I'm looking for a reference of the following result:
Suppose $G$ is a non trivial subgroup of $\mathbb{Z}^n$ of the form $H \cap \mathbb{Z}^n$ where $H$ is a hyperplane of $\mathbb{R}^n$. Let $rank(G)= l$ and $l + m = n$. Then there exist $\tau_1, \dots, \tau_l$, $\pi_1, \dots, \pi_m \in \mathbb{Z}^n$ such that $G$ is generated by $\tau_1, \dots, \tau_l$ and $$M = [\tau_1, \dots, \tau_l, \pi_1, \dots, \pi_m] \in SL(n, \mathbb{Z}).$$
In the article I'm reading (https://iopscience.iop.org/article/10.1070/SM1991v068n01ABEH001371) this is mentioned as a result from the theory of abelian groups and the author refers to Bourbaki algebra book for more details. I have not been able to find the result there so I am not sure if this is the precise statement.

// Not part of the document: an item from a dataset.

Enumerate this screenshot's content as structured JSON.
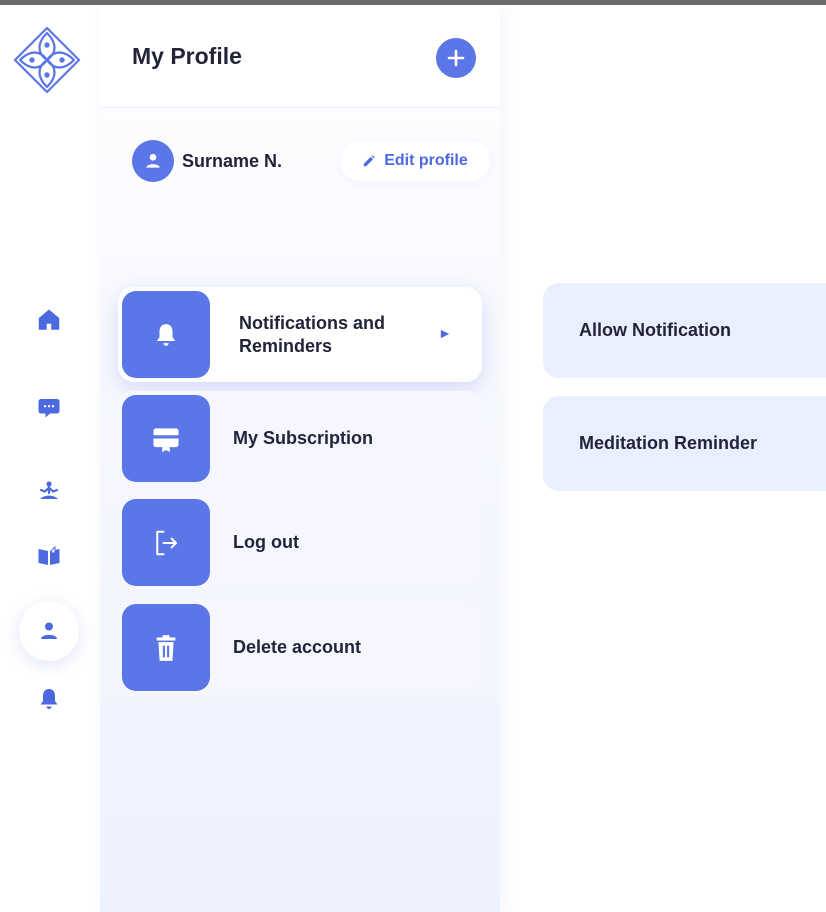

Additionally, I would like to know if there is any explicit relation between $G$ and $M$. For example, if $G$ admits a basis with vectors of norm less than some positive constant $A$ what can we say of the matrix $M$? Is there a constant $c$ depending only on $n$ such that $\| M\| < cA$ ?
Thanks in advance.